Kloak, an open-source secret manager from the spinning-factory team, runs as a Kubernetes controller that replaces real secrets in pod workloads with harmless placeholders and uses eBPF to inject the actual secrets only at the moment an application makes a TLS request to an approved host. It currently supports apps using OpenSSL 3.0–3.5 and Go’s go-tls for Go 1.25–1.26, with plans to add more TLS libraries (GnuTLS, BoringSSL) and Go versions. Kloak is released under the AGPL and invites contributions and feedback from the community. The approach aims to reduce exposure of secrets in cluster memory and manifests by performing in-kernel substitution at request time.
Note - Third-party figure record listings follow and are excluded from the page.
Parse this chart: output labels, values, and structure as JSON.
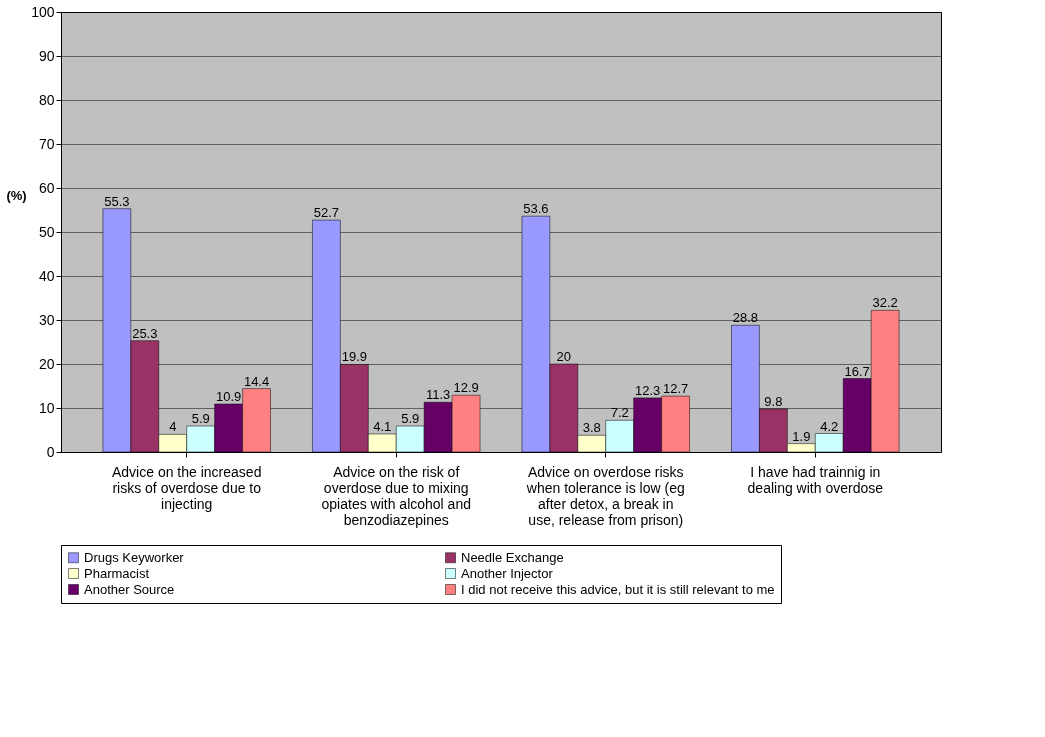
{
  "chart_data": {
    "type": "bar",
    "ylabel": "(%)",
    "categories": [
      "Advice on the increased risks of overdose due to injecting",
      "Advice on the risk of overdose due to mixing opiates with alcohol and benzodiazepines",
      "Advice on overdose risks when tolerance is low (eg after detox, a break in use, release from prison)",
      "I have had trainnig in dealing with overdose"
    ],
    "series": [
      {
        "name": "Drugs Keyworker",
        "color": "#9999ff",
        "values": [
          55.3,
          52.7,
          53.6,
          28.8
        ]
      },
      {
        "name": "Needle Exchange",
        "color": "#993366",
        "values": [
          25.3,
          19.9,
          20,
          9.8
        ]
      },
      {
        "name": "Pharmacist",
        "color": "#ffffcc",
        "values": [
          4,
          4.1,
          3.8,
          1.9
        ]
      },
      {
        "name": "Another Injector",
        "color": "#ccffff",
        "values": [
          5.9,
          5.9,
          7.2,
          4.2
        ]
      },
      {
        "name": "Another Source",
        "color": "#660066",
        "values": [
          10.9,
          11.3,
          12.3,
          16.7
        ]
      },
      {
        "name": "I did not receive this advice, but it is still relevant to me",
        "color": "#ff8080",
        "values": [
          14.4,
          12.9,
          12.7,
          32.2
        ]
      }
    ],
    "ylim": [
      0,
      100
    ],
    "yticks": [
      0,
      10,
      20,
      30,
      40,
      50,
      60,
      70,
      80,
      90,
      100
    ],
    "grid": "y",
    "legend": "bottom",
    "data_labels": true
  }
}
Kloak is an open-source, agentless secret manager for Kubernetes that uses eBPF to intercept HTTPS traffic and swap hashed placeholders in headers with real credentials at the network edge. Installed via Helm and running in kernel space, Kloak replaces tokens like Authorization: kloak:<hash> with live secrets so application processes never handle raw credentials. The project claims negligible latency impact, Kubernetes-native operation with standard Secrets and label-based opt-in, host-level restrictions for fine-grained access control, and no code changes or SDKs required. Released under AGPL-3.0, Kloak aims to reduce secret exposure and credential leakage without sidecars or CNIs, making it attractive for clusters prioritizing minimal runtime changes and high-performance security.